Is there a way I can tell whether, to any extent, my code is taking advantage of such concurrent instructions? I have a slick way to rejigger the most compute-heavy kernel in my code that will present two identical calculations in the inner loop, although it’s not a slam dunk (each calculation involves an if-then based on whether two particles are within range of on another, and while it will be very likely that both particles are within range if either is within range, I may have to crunch through some blanks in a way that SIMT can’t mitigate to any degree). I’d like to see whether I’m already getting some concurrency, however.

This question would appear to be a better fit for the Nsight Compute sub-forum.

Looking through the events available I don’t see any that appear to directly provide a count of FP32 dual issue events. Indirectly one could conclude that when there are more FP32 instructions issued than cycles elapsed, there must have been FP32 dual issues (by the pigeonhole principle), but this kind of weak statement probably is not helpful for the scenario described.

Sounds good. I’ll… test!

You are asking about the usage of fmalite vs. fmaheavy pipeline? Are they shown separately or as one FMA entry?

Nsight Compute does not have a metric to calculate if back to back FP32 instructions were issued taking advantage of the new feature.
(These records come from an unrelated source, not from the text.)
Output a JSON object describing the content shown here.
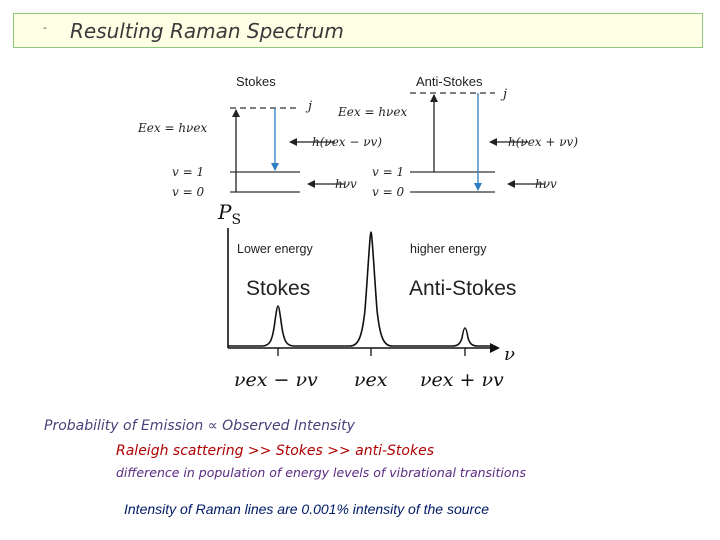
{
  "title": {
    "bullet": "-",
    "text": "Resulting Raman Spectrum"
  },
  "energy_diagram": {
    "stokes_label": "Stokes",
    "anti_stokes_label": "Anti-Stokes",
    "virtual_level": "j",
    "e_ex_left": "Eex = hνex",
    "e_ex_right": "Eex = hνex",
    "h_minus": "h(νex − νv)",
    "h_plus": "h(νex + νv)",
    "v1": "v = 1",
    "v0": "v = 0",
    "h_nu_v": "hνv"
  },
  "spectrum": {
    "y_axis_label": "P",
    "y_axis_sub": "S",
    "x_axis_label": "ν",
    "lower_energy": "Lower energy",
    "higher_energy": "higher energy",
    "stokes": "Stokes",
    "anti_stokes": "Anti-Stokes",
    "tick_stokes": "νex − νv",
    "tick_center": "νex",
    "tick_anti": "νex + νv"
  },
  "notes": {
    "line1_left": "Probability of Emission",
    "arrow_symbol": "∝",
    "line1_right": "Observed Intensity",
    "line2": "Raleigh scattering >> Stokes >> anti-Stokes",
    "line3": "difference in population of energy levels of vibrational transitions",
    "line4": "Intensity of Raman lines are 0.001% intensity of the source"
  }
}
Nsight does show the utilization of the new math pipe fmalite.

The two FP32 pipe utilization can be captured as:

  • sm__pipe_fmaheavy_cycles_active.avg.pct_of_peak_sustained_elapsed
  • sm__pipe_fmalite_cycles_active.avg.pct_of_peak_sustained_elapsed

FMAheavy executes FP32, FP16, IMAD, and a few other instructions.
FMAlite executes FP32 (FMA, FADD, FMUL) and FP16

If the average of the two metrics is > 50% then the the new 2x rate is likely being leveraged. I state likely as FMAheavy could also be used for IMAD.